On 6/20/20 6:21 PM, Rich Freeman wrote:
On Sat, Jun 20, 2020 at 7:06 PM Daniel Frey <djqf...@gmail.com> wrote:
You just pointed out the ambiguity.
Emerging a package solely by its name worked 99.9% of the time before
this change.
Now new users get the fun of "Gee, which one is the one I actually
want?" MythTV is a fairly clear one to figure out, but other packages
aren't.
Honestly, your word of "ambiguity" was somewhat ambiguous. I had no
idea what you were talking about in your original post. :)

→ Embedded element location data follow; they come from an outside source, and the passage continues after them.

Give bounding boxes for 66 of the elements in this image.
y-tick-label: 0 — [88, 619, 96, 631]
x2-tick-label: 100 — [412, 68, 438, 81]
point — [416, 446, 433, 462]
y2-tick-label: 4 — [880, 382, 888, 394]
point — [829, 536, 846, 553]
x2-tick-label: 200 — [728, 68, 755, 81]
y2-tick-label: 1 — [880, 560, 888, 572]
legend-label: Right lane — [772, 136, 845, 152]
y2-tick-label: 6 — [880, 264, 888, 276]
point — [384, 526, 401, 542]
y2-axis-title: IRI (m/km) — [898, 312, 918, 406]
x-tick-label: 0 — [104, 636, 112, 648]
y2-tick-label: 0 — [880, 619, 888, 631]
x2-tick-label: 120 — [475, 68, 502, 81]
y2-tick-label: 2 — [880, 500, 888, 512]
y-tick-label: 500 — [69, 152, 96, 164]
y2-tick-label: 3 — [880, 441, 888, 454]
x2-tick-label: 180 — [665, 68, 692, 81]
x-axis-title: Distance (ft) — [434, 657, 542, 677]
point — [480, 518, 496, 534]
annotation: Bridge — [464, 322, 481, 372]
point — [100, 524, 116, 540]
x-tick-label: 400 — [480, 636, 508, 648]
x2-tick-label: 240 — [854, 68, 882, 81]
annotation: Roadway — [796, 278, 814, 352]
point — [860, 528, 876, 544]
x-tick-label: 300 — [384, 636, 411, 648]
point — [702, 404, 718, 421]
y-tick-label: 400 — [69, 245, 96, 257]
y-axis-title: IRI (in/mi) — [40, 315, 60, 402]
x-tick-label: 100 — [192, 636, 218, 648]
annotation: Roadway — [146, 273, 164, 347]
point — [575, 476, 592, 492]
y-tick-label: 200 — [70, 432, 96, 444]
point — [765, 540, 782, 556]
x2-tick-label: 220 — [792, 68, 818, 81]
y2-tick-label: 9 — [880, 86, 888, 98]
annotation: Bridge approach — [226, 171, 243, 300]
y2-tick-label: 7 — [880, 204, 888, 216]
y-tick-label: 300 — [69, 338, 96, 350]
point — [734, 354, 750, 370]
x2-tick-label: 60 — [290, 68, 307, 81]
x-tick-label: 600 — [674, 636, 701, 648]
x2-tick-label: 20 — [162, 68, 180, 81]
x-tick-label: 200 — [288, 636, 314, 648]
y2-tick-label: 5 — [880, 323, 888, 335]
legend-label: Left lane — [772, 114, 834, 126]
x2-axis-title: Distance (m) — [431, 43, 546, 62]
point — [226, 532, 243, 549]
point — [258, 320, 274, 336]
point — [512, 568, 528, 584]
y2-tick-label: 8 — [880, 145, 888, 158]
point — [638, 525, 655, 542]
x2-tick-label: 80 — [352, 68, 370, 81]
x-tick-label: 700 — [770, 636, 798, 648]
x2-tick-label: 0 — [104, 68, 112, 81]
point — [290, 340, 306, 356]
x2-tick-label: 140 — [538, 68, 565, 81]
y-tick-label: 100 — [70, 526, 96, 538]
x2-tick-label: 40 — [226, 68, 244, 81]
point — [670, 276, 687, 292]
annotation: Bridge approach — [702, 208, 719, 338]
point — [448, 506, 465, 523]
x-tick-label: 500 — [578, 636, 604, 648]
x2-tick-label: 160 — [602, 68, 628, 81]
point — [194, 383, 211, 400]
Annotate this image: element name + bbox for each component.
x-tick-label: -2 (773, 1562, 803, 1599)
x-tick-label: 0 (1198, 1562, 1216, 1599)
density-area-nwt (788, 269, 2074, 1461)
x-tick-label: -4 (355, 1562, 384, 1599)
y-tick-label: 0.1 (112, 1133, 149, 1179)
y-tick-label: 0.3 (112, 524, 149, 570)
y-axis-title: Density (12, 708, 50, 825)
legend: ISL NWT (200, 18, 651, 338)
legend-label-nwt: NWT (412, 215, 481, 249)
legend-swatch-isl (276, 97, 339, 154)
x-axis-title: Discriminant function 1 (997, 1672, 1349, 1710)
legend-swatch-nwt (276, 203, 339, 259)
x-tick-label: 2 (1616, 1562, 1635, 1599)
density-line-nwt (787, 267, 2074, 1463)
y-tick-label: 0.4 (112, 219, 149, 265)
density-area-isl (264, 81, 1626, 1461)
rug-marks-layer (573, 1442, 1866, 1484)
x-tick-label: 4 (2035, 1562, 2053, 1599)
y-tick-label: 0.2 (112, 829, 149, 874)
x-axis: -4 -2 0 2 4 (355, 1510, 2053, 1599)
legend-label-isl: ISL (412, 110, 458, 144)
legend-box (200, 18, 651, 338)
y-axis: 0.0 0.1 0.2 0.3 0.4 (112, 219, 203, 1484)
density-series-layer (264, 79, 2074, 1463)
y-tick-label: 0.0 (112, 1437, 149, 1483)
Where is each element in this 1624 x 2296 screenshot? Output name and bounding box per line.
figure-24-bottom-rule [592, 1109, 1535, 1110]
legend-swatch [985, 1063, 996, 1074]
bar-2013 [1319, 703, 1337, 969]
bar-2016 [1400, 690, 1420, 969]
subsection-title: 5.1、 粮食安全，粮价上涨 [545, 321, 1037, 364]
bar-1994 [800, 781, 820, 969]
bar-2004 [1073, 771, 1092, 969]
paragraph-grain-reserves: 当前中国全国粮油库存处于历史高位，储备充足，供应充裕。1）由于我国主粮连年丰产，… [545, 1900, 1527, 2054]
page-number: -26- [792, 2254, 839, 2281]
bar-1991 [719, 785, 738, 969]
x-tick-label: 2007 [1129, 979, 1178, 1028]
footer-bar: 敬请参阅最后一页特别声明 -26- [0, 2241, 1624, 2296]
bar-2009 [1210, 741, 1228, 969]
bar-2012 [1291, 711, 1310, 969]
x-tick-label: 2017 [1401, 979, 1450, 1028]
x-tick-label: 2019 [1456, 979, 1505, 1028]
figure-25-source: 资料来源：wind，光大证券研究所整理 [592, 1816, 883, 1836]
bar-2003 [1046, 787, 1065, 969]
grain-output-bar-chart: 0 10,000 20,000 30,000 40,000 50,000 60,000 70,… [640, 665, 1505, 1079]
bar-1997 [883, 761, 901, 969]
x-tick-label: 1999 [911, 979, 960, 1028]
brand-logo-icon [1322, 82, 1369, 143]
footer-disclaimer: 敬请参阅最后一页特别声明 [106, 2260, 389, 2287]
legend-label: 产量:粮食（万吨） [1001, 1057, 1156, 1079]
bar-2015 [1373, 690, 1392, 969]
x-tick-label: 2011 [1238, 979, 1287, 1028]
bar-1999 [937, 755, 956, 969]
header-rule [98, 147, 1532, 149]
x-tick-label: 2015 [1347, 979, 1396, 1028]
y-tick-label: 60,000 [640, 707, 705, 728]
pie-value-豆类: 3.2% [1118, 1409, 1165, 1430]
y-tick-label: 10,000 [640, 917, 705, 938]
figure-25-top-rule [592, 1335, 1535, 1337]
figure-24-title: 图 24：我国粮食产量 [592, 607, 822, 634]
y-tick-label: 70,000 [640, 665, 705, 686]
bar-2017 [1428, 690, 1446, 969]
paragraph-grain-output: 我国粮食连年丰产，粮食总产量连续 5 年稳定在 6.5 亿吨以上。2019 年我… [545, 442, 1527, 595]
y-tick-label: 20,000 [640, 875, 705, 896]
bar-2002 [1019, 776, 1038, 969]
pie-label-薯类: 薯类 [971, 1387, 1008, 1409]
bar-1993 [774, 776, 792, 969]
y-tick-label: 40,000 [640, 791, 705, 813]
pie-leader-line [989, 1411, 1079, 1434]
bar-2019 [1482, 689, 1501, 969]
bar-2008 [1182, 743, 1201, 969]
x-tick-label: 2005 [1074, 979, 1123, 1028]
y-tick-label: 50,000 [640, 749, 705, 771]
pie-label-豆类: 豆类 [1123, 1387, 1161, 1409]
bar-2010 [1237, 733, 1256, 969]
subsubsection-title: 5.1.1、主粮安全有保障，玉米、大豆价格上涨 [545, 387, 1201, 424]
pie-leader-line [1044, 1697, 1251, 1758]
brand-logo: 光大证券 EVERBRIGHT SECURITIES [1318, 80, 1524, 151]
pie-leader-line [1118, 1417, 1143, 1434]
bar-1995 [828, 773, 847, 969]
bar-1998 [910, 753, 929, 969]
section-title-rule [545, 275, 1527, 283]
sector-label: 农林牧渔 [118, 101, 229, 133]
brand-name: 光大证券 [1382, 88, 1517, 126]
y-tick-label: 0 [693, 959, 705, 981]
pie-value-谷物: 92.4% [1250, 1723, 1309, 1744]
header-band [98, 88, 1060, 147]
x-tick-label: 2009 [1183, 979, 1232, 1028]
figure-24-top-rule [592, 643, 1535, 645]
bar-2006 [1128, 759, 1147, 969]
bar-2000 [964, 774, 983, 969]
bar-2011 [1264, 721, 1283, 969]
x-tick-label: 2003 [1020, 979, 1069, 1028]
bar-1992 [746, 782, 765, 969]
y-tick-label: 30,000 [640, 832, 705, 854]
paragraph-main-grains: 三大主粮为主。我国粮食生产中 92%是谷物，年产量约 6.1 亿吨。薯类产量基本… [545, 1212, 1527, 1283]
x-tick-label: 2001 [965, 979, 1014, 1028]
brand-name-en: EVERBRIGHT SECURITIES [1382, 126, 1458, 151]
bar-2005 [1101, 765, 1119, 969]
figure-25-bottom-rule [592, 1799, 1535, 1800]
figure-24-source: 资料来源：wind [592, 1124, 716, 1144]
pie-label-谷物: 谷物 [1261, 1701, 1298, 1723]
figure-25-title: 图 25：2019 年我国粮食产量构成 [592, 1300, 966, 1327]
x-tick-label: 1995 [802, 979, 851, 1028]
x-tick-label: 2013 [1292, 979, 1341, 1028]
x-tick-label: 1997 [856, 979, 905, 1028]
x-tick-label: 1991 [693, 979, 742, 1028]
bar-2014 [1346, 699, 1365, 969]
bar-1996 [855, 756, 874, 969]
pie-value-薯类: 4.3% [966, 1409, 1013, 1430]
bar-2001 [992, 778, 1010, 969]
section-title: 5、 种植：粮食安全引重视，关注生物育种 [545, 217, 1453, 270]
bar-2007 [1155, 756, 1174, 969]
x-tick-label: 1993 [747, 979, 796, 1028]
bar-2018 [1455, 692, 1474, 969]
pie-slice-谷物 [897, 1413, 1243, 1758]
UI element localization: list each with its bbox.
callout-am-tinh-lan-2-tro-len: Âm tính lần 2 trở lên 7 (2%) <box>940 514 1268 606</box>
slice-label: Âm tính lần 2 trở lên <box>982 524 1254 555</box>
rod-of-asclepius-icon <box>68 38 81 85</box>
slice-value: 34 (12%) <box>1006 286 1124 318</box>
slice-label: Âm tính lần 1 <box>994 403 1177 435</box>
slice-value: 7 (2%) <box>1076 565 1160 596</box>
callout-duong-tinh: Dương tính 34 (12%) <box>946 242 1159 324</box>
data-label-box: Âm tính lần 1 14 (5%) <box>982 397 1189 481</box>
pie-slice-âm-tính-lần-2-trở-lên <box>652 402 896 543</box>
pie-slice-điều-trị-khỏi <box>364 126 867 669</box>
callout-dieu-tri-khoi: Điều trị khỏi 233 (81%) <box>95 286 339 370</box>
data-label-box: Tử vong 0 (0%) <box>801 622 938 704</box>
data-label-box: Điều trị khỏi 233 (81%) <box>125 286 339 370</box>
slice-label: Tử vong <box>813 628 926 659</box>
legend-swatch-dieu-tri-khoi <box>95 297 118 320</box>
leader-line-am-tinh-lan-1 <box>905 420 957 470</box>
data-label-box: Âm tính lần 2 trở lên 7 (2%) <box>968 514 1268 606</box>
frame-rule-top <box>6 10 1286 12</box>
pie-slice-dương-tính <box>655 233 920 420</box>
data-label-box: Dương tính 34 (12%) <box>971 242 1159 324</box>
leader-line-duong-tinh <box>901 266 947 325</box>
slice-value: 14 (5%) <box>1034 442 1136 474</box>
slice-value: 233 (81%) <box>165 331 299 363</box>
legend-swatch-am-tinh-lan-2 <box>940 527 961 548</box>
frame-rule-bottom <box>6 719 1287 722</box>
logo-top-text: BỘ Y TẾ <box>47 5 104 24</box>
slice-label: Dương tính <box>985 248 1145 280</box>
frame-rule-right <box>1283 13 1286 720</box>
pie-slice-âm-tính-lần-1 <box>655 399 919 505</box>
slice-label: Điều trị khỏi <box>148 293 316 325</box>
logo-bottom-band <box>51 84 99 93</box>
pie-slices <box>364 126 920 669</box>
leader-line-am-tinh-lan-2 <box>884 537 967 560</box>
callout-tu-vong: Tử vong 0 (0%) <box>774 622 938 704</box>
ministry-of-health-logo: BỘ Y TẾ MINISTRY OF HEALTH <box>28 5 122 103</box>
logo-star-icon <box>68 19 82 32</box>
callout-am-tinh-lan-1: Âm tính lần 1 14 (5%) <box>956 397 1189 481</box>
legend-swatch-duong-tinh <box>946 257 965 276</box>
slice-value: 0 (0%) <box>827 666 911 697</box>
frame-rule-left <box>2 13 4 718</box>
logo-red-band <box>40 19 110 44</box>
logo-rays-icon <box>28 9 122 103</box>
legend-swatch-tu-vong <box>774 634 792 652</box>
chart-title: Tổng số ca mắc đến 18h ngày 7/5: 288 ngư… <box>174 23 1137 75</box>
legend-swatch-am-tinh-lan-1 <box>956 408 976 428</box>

I think this is actually a fair criticism. Not so much that it isn't
clear which one to install, but rather that this system does cause you
to have to use full cat/pkg atoms when previous pkg alone would have
worked. There have always been packages where this is necessary, but
this has made this more common.
Yes, I could've worded that better.
I would imagine that if someone asks to install something like mythtv or
asterisk there's a 0% chance that they want to install a package that
creates a user or group, they want the actual package itself.
I think that makes more sense.
I've been using gentoo since 2003/04? and I've only had to use the
cat/package expression maybe twice... and I believe those packages were
python or perl related.
It's more of a usability issue than anything.
The way that it now deals with user and group creation is elegant,
especially if you have more than one package that needs a specific user
and/or group combination created. When I first saw portage spit out the
ambiguity for the request `emerge mythtv` the first thing I thought was
"Why would I need to merge a package to create a user? That's the
package manager's problem..." :o)
Maybe when I have a moment I'll file a bug.